Que se passe-t-il en Syrie ?

On a cru que la défaite des islamistes mettait un point final aux affrontements en Syrie. On découvre aujourd’hui que la guerre n’a jamais cessé, et qu’elle s’étend.

 

Le régime bombarde les rebelles à l’ouest

Les raids aériens de l’armée syrienne et de son allié russe contre les derniers bastions rebelles atteignent un rythme jamais connu. Ils se concentrent sur la région d’Idlib, non loin d’Alep, et de la Ghouta orientale, une banlieue de Damas, la capitale. Ces zones sont dominées notamment par les groupes djihadistes d’une ex-branche d’Al-Qaida. La Ghouta orientale est assiégée par le régime de Bachar el-Assad depuis 2013. 400 000 personnes y sont piégées, en manque de nourriture et de médicaments. La situation humanitaire est jugée extrêmement grave. Les bombardements touchent fréquemment des civils, et en particulier des hôpitaux, en violation du droit international. Des attaques chimiques répétées ont été constatées par les humanitaires sur place, et sont dénoncées par les États-Unis. Le 8 février, l’ONU a échoué à imposer une trêve humanitaire de 30 jours, la Russie s’opposant à une telle résolution.

La Turquie attaque les Kurdes au nord

L’armée turque pilonne depuis le 20 janvier l’enclave kurde d’Afrine. À la frontière entre la Turquie et la Syrie, cette zone fait partie de la région semi-autonome proclamée par les combattants kurdes en 2016. Ankara y est fortement opposé, en particulier à cause de la présence d’une milice kurde qu’elle considère comme terroriste : les YPG (Unités de protection du peuple). Pour le président turc, les YPG seraient une extension du Parti des travailleurs du Kurdistan (PKK), une organisation autonomiste kurde contre laquelle il se bat sur son propre territoire depuis plus de 30 ans. La Turquie renvoie l’attaque d’Afrine à une question de sécurité intérieure, avec pour but de détruire les infrastructures militaires kurdes. Aucun pays ne semble s’y opposer, ni le régime syrien, qui a longtemps opprimé les Kurdes, ni les États-Unis, qui ont peu protesté au déclenchement de l’opération. En 2017, les YPG étaient en première ligne lors de la bataille pour expulser les combattants de l’État Islamique de leur fief de Raqqa.

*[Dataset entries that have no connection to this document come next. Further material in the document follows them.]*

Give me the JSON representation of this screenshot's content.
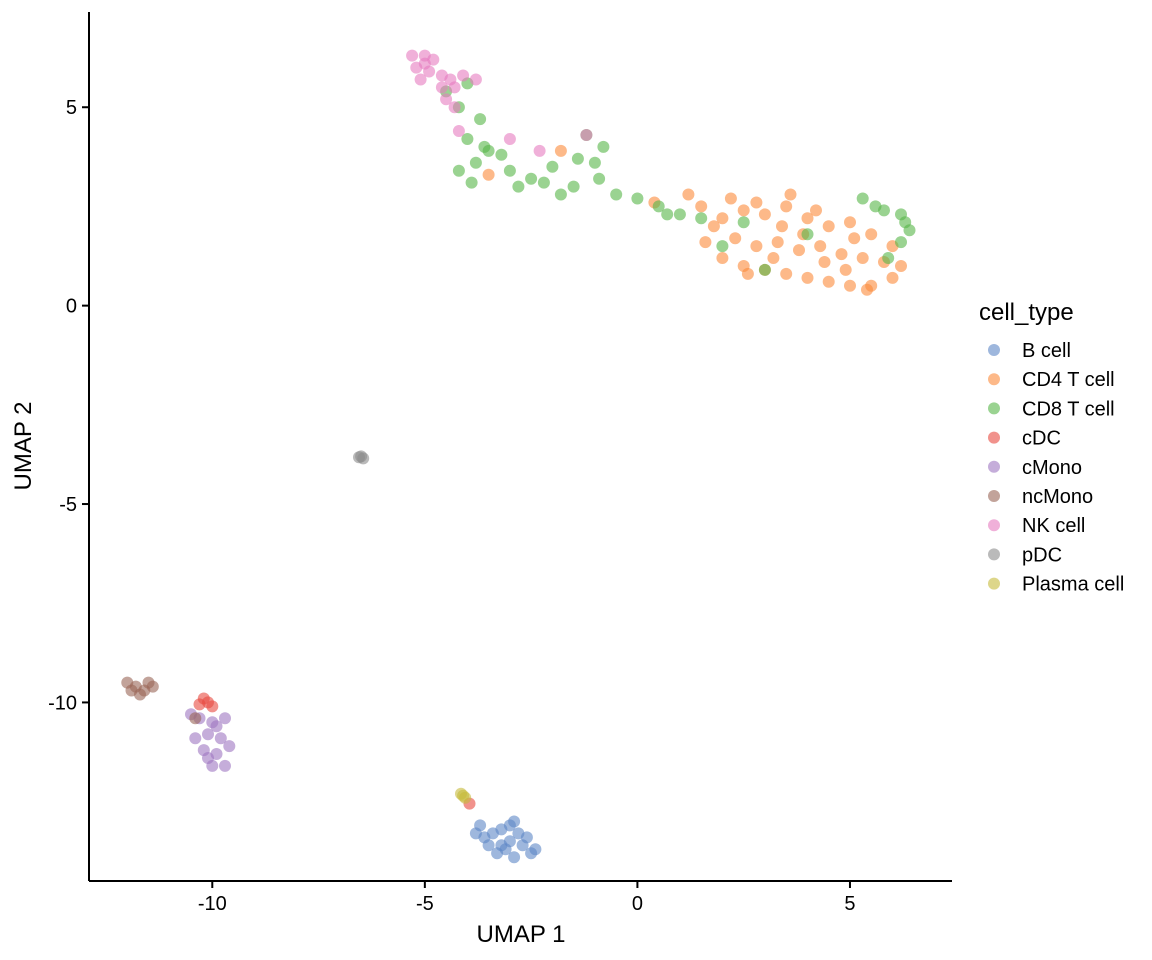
{
  "chart_data": {
    "type": "scatter",
    "xlabel": "UMAP 1",
    "ylabel": "UMAP 2",
    "xlim": [
      -12.9,
      7.4
    ],
    "ylim": [
      -14.5,
      7.4
    ],
    "xticks": [
      -10,
      -5,
      0,
      5
    ],
    "xtick_labels": [
      "-10",
      "-5",
      "0",
      "5"
    ],
    "yticks": [
      -10,
      -5,
      0,
      5
    ],
    "ytick_labels": [
      "-10",
      "-5",
      "0",
      "5"
    ],
    "grid": false,
    "legend": {
      "title": "cell_type",
      "position": "right"
    },
    "series": [
      {
        "name": "B cell",
        "color": "#5d87c6",
        "points": [
          [
            -3.2,
            -13.2
          ],
          [
            -2.9,
            -13.0
          ],
          [
            -3.6,
            -13.4
          ],
          [
            -3.0,
            -13.5
          ],
          [
            -2.7,
            -13.6
          ],
          [
            -2.5,
            -13.8
          ],
          [
            -3.4,
            -13.3
          ],
          [
            -3.8,
            -13.3
          ],
          [
            -2.8,
            -13.3
          ],
          [
            -3.1,
            -13.7
          ],
          [
            -3.5,
            -13.6
          ],
          [
            -2.6,
            -13.4
          ],
          [
            -3.0,
            -13.1
          ],
          [
            -3.3,
            -13.8
          ],
          [
            -2.9,
            -13.9
          ],
          [
            -3.7,
            -13.1
          ],
          [
            -2.4,
            -13.7
          ],
          [
            -3.2,
            -13.6
          ]
        ]
      },
      {
        "name": "CD4 T cell",
        "color": "#fc8a3b",
        "points": [
          [
            1.5,
            2.5
          ],
          [
            2.0,
            2.2
          ],
          [
            2.5,
            2.4
          ],
          [
            3.0,
            2.3
          ],
          [
            3.5,
            2.5
          ],
          [
            4.0,
            2.2
          ],
          [
            4.5,
            2.0
          ],
          [
            5.0,
            2.1
          ],
          [
            5.5,
            1.8
          ],
          [
            6.0,
            1.5
          ],
          [
            1.6,
            1.6
          ],
          [
            2.0,
            1.2
          ],
          [
            2.5,
            1.0
          ],
          [
            3.0,
            0.9
          ],
          [
            3.5,
            0.8
          ],
          [
            4.0,
            0.7
          ],
          [
            4.5,
            0.6
          ],
          [
            5.0,
            0.5
          ],
          [
            5.5,
            0.5
          ],
          [
            6.0,
            0.7
          ],
          [
            1.8,
            2.0
          ],
          [
            2.3,
            1.7
          ],
          [
            2.8,
            1.5
          ],
          [
            3.3,
            1.6
          ],
          [
            3.8,
            1.4
          ],
          [
            4.3,
            1.5
          ],
          [
            4.8,
            1.3
          ],
          [
            5.3,
            1.2
          ],
          [
            5.8,
            1.1
          ],
          [
            6.2,
            1.0
          ],
          [
            2.2,
            2.7
          ],
          [
            2.8,
            2.6
          ],
          [
            3.4,
            2.0
          ],
          [
            3.9,
            1.8
          ],
          [
            4.4,
            1.1
          ],
          [
            4.9,
            0.9
          ],
          [
            5.4,
            0.4
          ],
          [
            2.6,
            0.8
          ],
          [
            3.2,
            1.2
          ],
          [
            4.2,
            2.4
          ],
          [
            1.2,
            2.8
          ],
          [
            -1.8,
            3.9
          ],
          [
            -3.5,
            3.3
          ],
          [
            0.4,
            2.6
          ],
          [
            5.1,
            1.7
          ],
          [
            3.6,
            2.8
          ]
        ]
      },
      {
        "name": "CD8 T cell",
        "color": "#57b547",
        "points": [
          [
            -4.0,
            4.2
          ],
          [
            -3.8,
            3.6
          ],
          [
            -3.5,
            3.9
          ],
          [
            -3.0,
            3.4
          ],
          [
            -2.5,
            3.2
          ],
          [
            -2.0,
            3.5
          ],
          [
            -1.5,
            3.0
          ],
          [
            -1.0,
            3.6
          ],
          [
            -0.8,
            4.0
          ],
          [
            -1.2,
            4.3
          ],
          [
            -0.5,
            2.8
          ],
          [
            0.0,
            2.7
          ],
          [
            0.5,
            2.5
          ],
          [
            1.0,
            2.3
          ],
          [
            -4.2,
            3.4
          ],
          [
            -3.2,
            3.8
          ],
          [
            -2.8,
            3.0
          ],
          [
            -2.2,
            3.1
          ],
          [
            -1.8,
            2.8
          ],
          [
            -1.4,
            3.7
          ],
          [
            -0.9,
            3.2
          ],
          [
            -3.9,
            3.1
          ],
          [
            -4.2,
            5.0
          ],
          [
            -3.7,
            4.7
          ],
          [
            -4.5,
            5.4
          ],
          [
            -4.0,
            5.6
          ],
          [
            -3.6,
            4.0
          ],
          [
            5.8,
            2.4
          ],
          [
            6.2,
            2.3
          ],
          [
            6.4,
            1.9
          ],
          [
            6.2,
            1.6
          ],
          [
            5.9,
            1.2
          ],
          [
            6.3,
            2.1
          ],
          [
            5.6,
            2.5
          ],
          [
            5.3,
            2.7
          ],
          [
            3.0,
            0.9
          ],
          [
            2.0,
            1.5
          ],
          [
            2.5,
            2.1
          ],
          [
            1.5,
            2.2
          ],
          [
            0.7,
            2.3
          ],
          [
            4.0,
            1.8
          ]
        ]
      },
      {
        "name": "cDC",
        "color": "#e84a3f",
        "points": [
          [
            -10.2,
            -9.9
          ],
          [
            -10.1,
            -10.0
          ],
          [
            -10.3,
            -10.05
          ],
          [
            -10.0,
            -10.1
          ],
          [
            -3.95,
            -12.55
          ]
        ]
      },
      {
        "name": "cMono",
        "color": "#9f77c2",
        "points": [
          [
            -10.3,
            -10.4
          ],
          [
            -10.0,
            -10.5
          ],
          [
            -9.7,
            -10.4
          ],
          [
            -10.1,
            -10.8
          ],
          [
            -9.8,
            -10.9
          ],
          [
            -10.2,
            -11.2
          ],
          [
            -9.9,
            -11.3
          ],
          [
            -10.0,
            -11.6
          ],
          [
            -9.7,
            -11.6
          ],
          [
            -10.1,
            -11.4
          ],
          [
            -9.6,
            -11.1
          ],
          [
            -10.4,
            -10.9
          ],
          [
            -9.9,
            -10.6
          ],
          [
            -10.5,
            -10.3
          ]
        ]
      },
      {
        "name": "ncMono",
        "color": "#9a6557",
        "points": [
          [
            -12.0,
            -9.5
          ],
          [
            -11.8,
            -9.6
          ],
          [
            -11.6,
            -9.7
          ],
          [
            -11.4,
            -9.6
          ],
          [
            -11.7,
            -9.8
          ],
          [
            -11.9,
            -9.7
          ],
          [
            -11.5,
            -9.5
          ],
          [
            -10.4,
            -10.4
          ]
        ]
      },
      {
        "name": "NK cell",
        "color": "#e67cc0",
        "points": [
          [
            -5.3,
            6.3
          ],
          [
            -5.0,
            6.3
          ],
          [
            -4.8,
            6.2
          ],
          [
            -5.2,
            6.0
          ],
          [
            -4.9,
            5.9
          ],
          [
            -4.6,
            5.8
          ],
          [
            -5.1,
            5.7
          ],
          [
            -4.4,
            5.7
          ],
          [
            -4.1,
            5.8
          ],
          [
            -3.8,
            5.7
          ],
          [
            -4.3,
            5.5
          ],
          [
            -4.6,
            5.5
          ],
          [
            -5.0,
            6.1
          ],
          [
            -4.3,
            5.0
          ],
          [
            -4.2,
            4.4
          ],
          [
            -3.0,
            4.2
          ],
          [
            -2.3,
            3.9
          ],
          [
            -1.2,
            4.3
          ],
          [
            -4.5,
            5.2
          ]
        ]
      },
      {
        "name": "pDC",
        "color": "#8c8c8c",
        "points": [
          [
            -6.5,
            -3.8
          ],
          [
            -6.45,
            -3.85
          ],
          [
            -6.55,
            -3.82
          ]
        ]
      },
      {
        "name": "Plasma cell",
        "color": "#c6bb3c",
        "points": [
          [
            -4.15,
            -12.3
          ],
          [
            -4.1,
            -12.35
          ],
          [
            -4.05,
            -12.4
          ]
        ]
      }
    ]
  }
}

Israël s’en prend aux bases iraniennes dans le centre du pays

Le 10 février, l’armée israélienne a mené une attaque contre des positions iraniennes en Syrie, près de la ville de Palmyre. Cette opération a été décidée en représailles après le passage d’un drone au-dessus du territoire israélien. Israël attribue ce lancement à une base iranienne, mais l’Iran nie toute implication. Un avion israélien F16 a été abattu, touché par la défense anti-aérienne syrienne. C’est la première fois que les deux puissances s’affrontent ouvertement, faisant craindre l’embrasement d’un nouveau conflit dans la région. La Syrie compte 3 ennemis d’Israël : le régime de Bachar el-Assad, l’Iran, soutien majeur du président syrien, ainsi que le Hezbollah libanais, un parti chiite satellite du régime de Téhéran. Au moment où la guerre tourne à l’avantage de Bachar el-Assad, Israël craint plus que tout que l’Iran prenne pied militairement en Syrie, non loin de sa propre frontière.

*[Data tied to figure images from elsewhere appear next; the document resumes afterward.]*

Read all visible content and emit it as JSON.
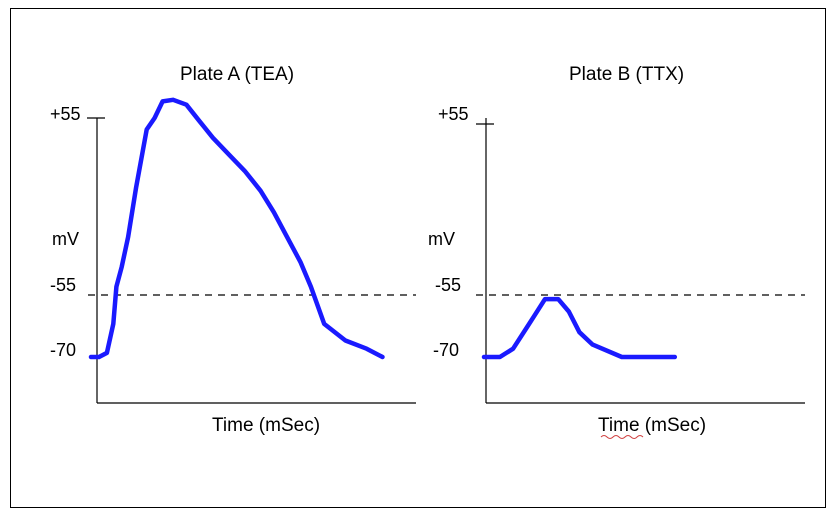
{
  "chart_data": [
    {
      "type": "line",
      "title": "Plate A (TEA)",
      "xlabel": "Time (mSec)",
      "ylabel": "mV",
      "y_ticks": [
        "+55",
        "-55",
        "-70"
      ],
      "threshold": -55,
      "threshold_style": "dashed",
      "series_color": "#1a1aff",
      "series": [
        {
          "name": "",
          "x": [
            0,
            1.5,
            3.0,
            4.2,
            4.8,
            5.8,
            7.0,
            8.5,
            10.5,
            12.0,
            13.5,
            15.5,
            18.0,
            20.5,
            23.0,
            26.0,
            29.0,
            32.0,
            34.5,
            37.0,
            39.5,
            41.5,
            44.0,
            48.0,
            52.0,
            55.0
          ],
          "y": [
            -70,
            -70,
            -69,
            -62,
            -50,
            -38,
            -20,
            10,
            45,
            52,
            62,
            63,
            60,
            50,
            40,
            30,
            20,
            8,
            -5,
            -20,
            -35,
            -50,
            -62,
            -66,
            -68,
            -70
          ]
        }
      ]
    },
    {
      "type": "line",
      "title": "Plate B (TTX)",
      "xlabel": "Time (mSec)",
      "ylabel": "mV",
      "y_ticks": [
        "+55",
        "-55",
        "-70"
      ],
      "threshold": -55,
      "threshold_style": "dashed",
      "series_color": "#1a1aff",
      "series": [
        {
          "name": "",
          "x": [
            0,
            3.0,
            5.5,
            8.0,
            9.5,
            11.5,
            14.0,
            16.0,
            18.0,
            20.5,
            26.0,
            30.0,
            36.0
          ],
          "y": [
            -70,
            -70,
            -68,
            -63,
            -60,
            -56,
            -56,
            -59,
            -64,
            -67,
            -70,
            -70,
            -70
          ]
        }
      ]
    }
  ]
}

Les États-Unis et l’armée syrienne s’affrontent

Les États-Unis sont à la tête de la coalition internationale anti-djihadiste depuis 2011.  Le 7 février dernier, des soldats américains ont participé à une bataille qui a tué 45 combattants de Bachar el-Assad. Les partisans du régime étaient partis à l’assaut d’une zone défendue par des alliés de la coalition, l’alliance arabo-kurde des Forces démocratiques syriennes (FDS). La région attaquée abrite le quartier général des FDS, mais aussi un important gisement pétrolier. Les FDS, ainsi que les soldats américains, ont riposté et mené des représailles. Le régime syrien a qualifié l’opération de « massacre ». Washington a répondu que les États-Unis « ne cherchent par un conflit avec le régime », mais des combattants pro-régime ont promis de se venger. Le 17 janvier 2018, le secrétaire d’État américain (l’équivalent du ministre des affaires étrangères français) avait annoncé la poursuite de la présence américaine en Syrie. Rex Tillerson a alors expliqué les 3 objectifs de son pays : s’assurer que les groupes islamistes ne se reforment pas sur le terrain, contrer l’influence de l’Iran, et peser sur une éventuelle transition politique. Les analystes mettent en garde contre un nouvel enlisement de l’armée américaine.